Im ersten Halbjahr 2023 sind in Berlin wieder mehr Menschen inhaftiert, um nicht gezahlte Geldstrafen zu ersetzen. Wie die Senatsjustizverwaltung auf Anfrage der Nachrichtenagentur dpa mitteilte, saßen deshalb 1606 Betroffene eine Ersatzfreiheitsstrafe ab. Im gesamten Vorjahr waren es demnach 2390 Menschen. In den beiden Jahren zuvor waren es lediglich 1645 (2021) und 1418 (2020) Personen. Die Corona-Pandemie war der Grund dafür. In dieser Zeit wurde die Vollstreckung von Ersatzfreiheitsstrafen für längere Zeiträume ausgesetzt. Bis in das vergangene Jahr hinein waren die Strafen nicht vollstreckbar.
Häufig sind Menschen betroffen, die ohne Fahrschein öffentliche Verkehrsmittel genutzt und wegen Erschleichens von Leistungen verurteilt wurden. Im ersten Halbjahr 2023 waren dies laut Justizverwaltung 317 Fälle. Im gesamten Jahr 2022 betraf es 414 Menschen, 2018 waren es sogar 788 Personen. Es wird seit Langem diskutiert, diese Straftat (Paragraph 265a StGB) zu einer Ordnungswidrigkeit herabzustufen. Justizsenatorin Felor Badenberg (parteilos) sprach sich für eine Herabstufung aus, betonte jedoch auch, dass die erhoffte Justizentlastung keine Augenwischerei sein sollte.

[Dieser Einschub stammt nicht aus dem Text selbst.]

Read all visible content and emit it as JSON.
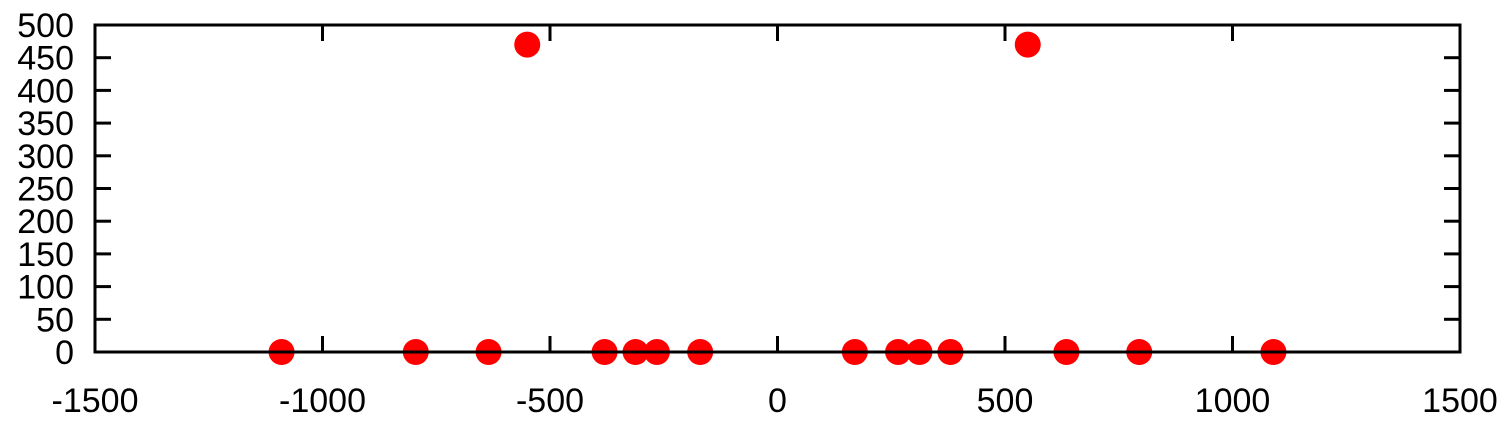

Geldstrafen werden vom Gericht anhand von Tagessätzen festgelegt, die sich am Einkommen des Betroffenen orientieren. Die Anzahl der Tagessätze richtet sich nach der Schwere des Vergehens. Eine Gesetzesänderung sieht vor, dass die Dauer der Ersatzfreiheitsstrafe halbiert wird. Bisher entsprach die Zahl der Tage, die jemand für das Nichtbezahlen einer Geldstrafe im Gefängnis verbringen musste, den Tagessätzen, zu denen er verurteilt wurde. Künftig wird es nur noch die Hälfte der Tagessätze sein.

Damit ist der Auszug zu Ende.